E no meio dessa confusão alguém partiu sem se despedir; foi triste.
Se houvesse uma despedida talvez fosse mais triste, talvez tenha sido
melhor assim, uma separação como às vezes acontece em um baile de
carnaval — uma pessoa se perda da outra, procura-a por um instante e
depois adere a qualquer cordão. É melhor para os amantes pensar que a
última vez que se encontraram se amaram muito — depois apenas aconteceu
que não se encontraram mais. Eles não se despediram, a vida é que os
despediu, cada um para seu lado — sem glória nem humilhação.

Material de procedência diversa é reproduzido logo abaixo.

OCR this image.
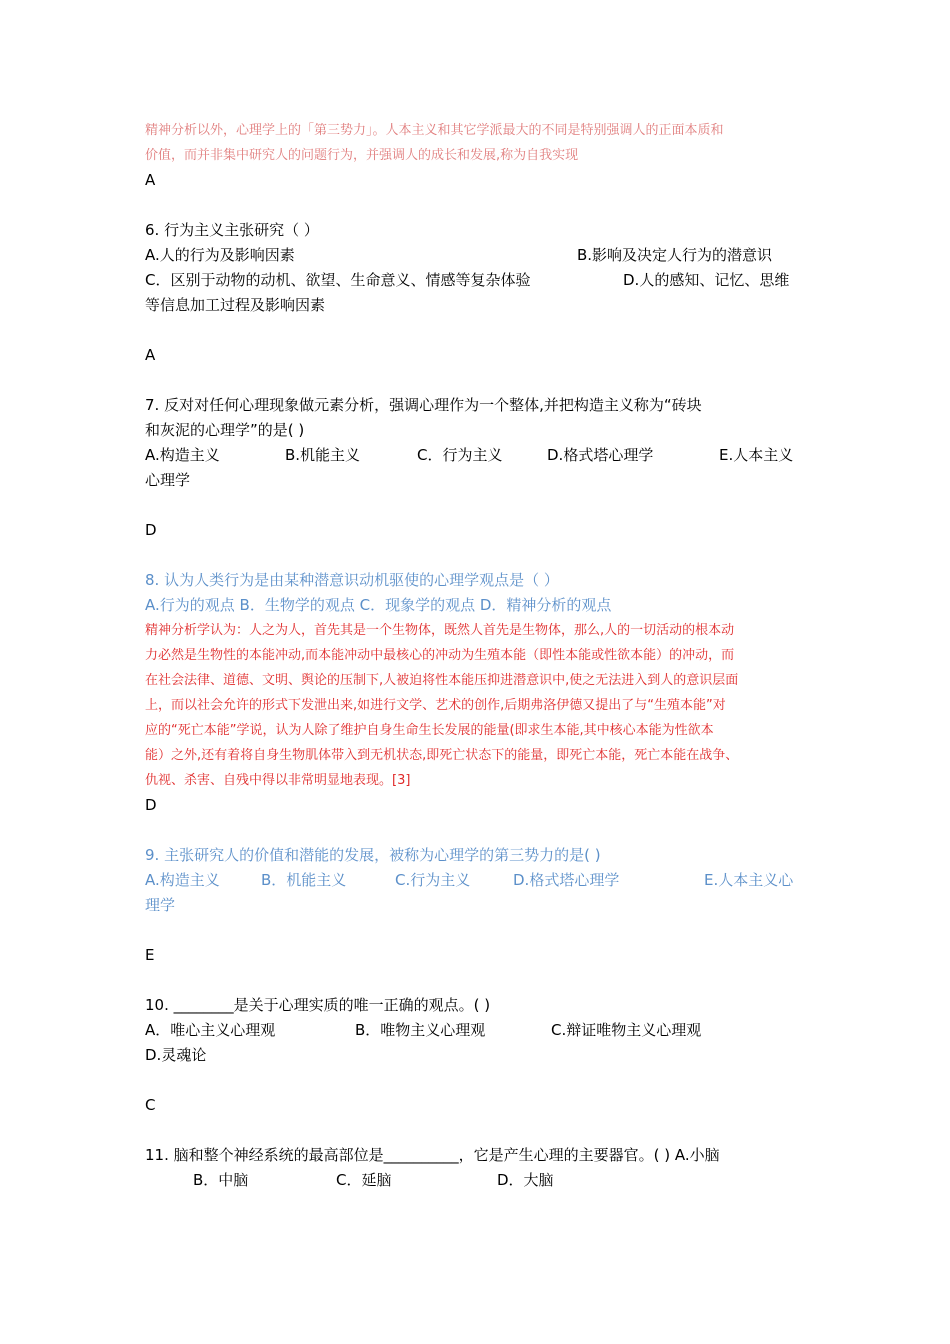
精神分析以外，心理学上的「第三势力」。人本主义和其它学派最大的不同是特别强调人的正面本质和
价值，而并非集中研究人的问题行为，并强调人的成长和发展,称为自我实现
A
6. 行为主义主张研究（ ）
A.人的行为及影响因素	B.影响及决定人行为的潜意识
C．区别于动物的动机、欲望、生命意义、情感等复杂体验	D.人的感知、记忆、思维
等信息加工过程及影响因素
A
7. 反对对任何心理现象做元素分析，强调心理作为一个整体,并把构造主义称为“砖块
和灰泥的心理学”的是( )
A.构造主义	B.机能主义	C．行为主义	D.格式塔心理学	E.人本主义
心理学
D
8. 认为人类行为是由某种潜意识动机驱使的心理学观点是（ ）
A.行为的观点 B．生物学的观点 C．现象学的观点 D．精神分析的观点
精神分析学认为：人之为人，首先其是一个生物体，既然人首先是生物体，那么,人的一切活动的根本动
力必然是生物性的本能冲动,而本能冲动中最核心的冲动为生殖本能（即性本能或性欲本能）的冲动，而
在社会法律、道德、文明、舆论的压制下,人被迫将性本能压抑进潜意识中,使之无法进入到人的意识层面
上，而以社会允许的形式下发泄出来,如进行文学、艺术的创作,后期弗洛伊德又提出了与“生殖本能”对
应的“死亡本能”学说，认为人除了维护自身生命生长发展的能量(即求生本能,其中核心本能为性欲本
能）之外,还有着将自身生物肌体带入到无机状态,即死亡状态下的能量，即死亡本能，死亡本能在战争、
仇视、杀害、自残中得以非常明显地表现。[3]
D
9. 主张研究人的价值和潜能的发展，被称为心理学的第三势力的是( )
A.构造主义	B．机能主义	C.行为主义	D.格式塔心理学	E.人本主义心
理学
E
10. ________是关于心理实质的唯一正确的观点。( )
A．唯心主义心理观	B．唯物主义心理观	C.辩证唯物主义心理观
D.灵魂论
C
11. 脑和整个神经系统的最高部位是__________，它是产生心理的主要器官。( ) A.小脑
B．中脑	C．延脑	D．大脑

Creio que será permitido guardar uma leve tristeza, e também uma
lembrança boa; que não será proibido confessar que às vezes se tem
saudades; nem será odioso dizer que a separação ao mesmo tempo nos traz
um inexplicável sentimento de alívio, e de sossego; e um indefinível
remorso; e um recôndito despeito.
E que houve momentos perfeitos que passaram, mas não se perderam,
porque ficaram em nossa vida; que a lembrança deles nos faz sentir maior
a nossa solidão; mas que essa solidão ficou menos infeliz: que importa
que uma estrela já esteja morta se ela ainda brilha no fundo de nossa
noite e de nosso confuso sonho?
Talvez não mereçamos imaginar que haverá outros verões; se eles
vierem, nós os receberemos obedientes como as cigarras e as paineiras —
com flores e cantos. O inverno — te lembras — nos maltratou; não havia
flores, não havia mar, e fomos sacudidos de um lado para outro como dois
bonecos na mão de um titeriteiro inábil.
Ah, talvez valesse a pena dizer que houve um telefonema que não pôde
haver; entretanto, é possível que não adiantasse nada. Para que
explicações? Esqueçamos as pequenas coisas mortificantes; o silêncio
torna tudo menos penoso; lembremos apenas as coisas douradas e digamos
apenas a pequena palavra: adeus.
A pequena palavra que se alonga como um canto de cigarra perdido numa tarde de domingo.
Rubem Braga
Extraído do livro "A Traição das Elegantes", Editora Sabiá – Rio de Janeiro, 1967, pág. 83.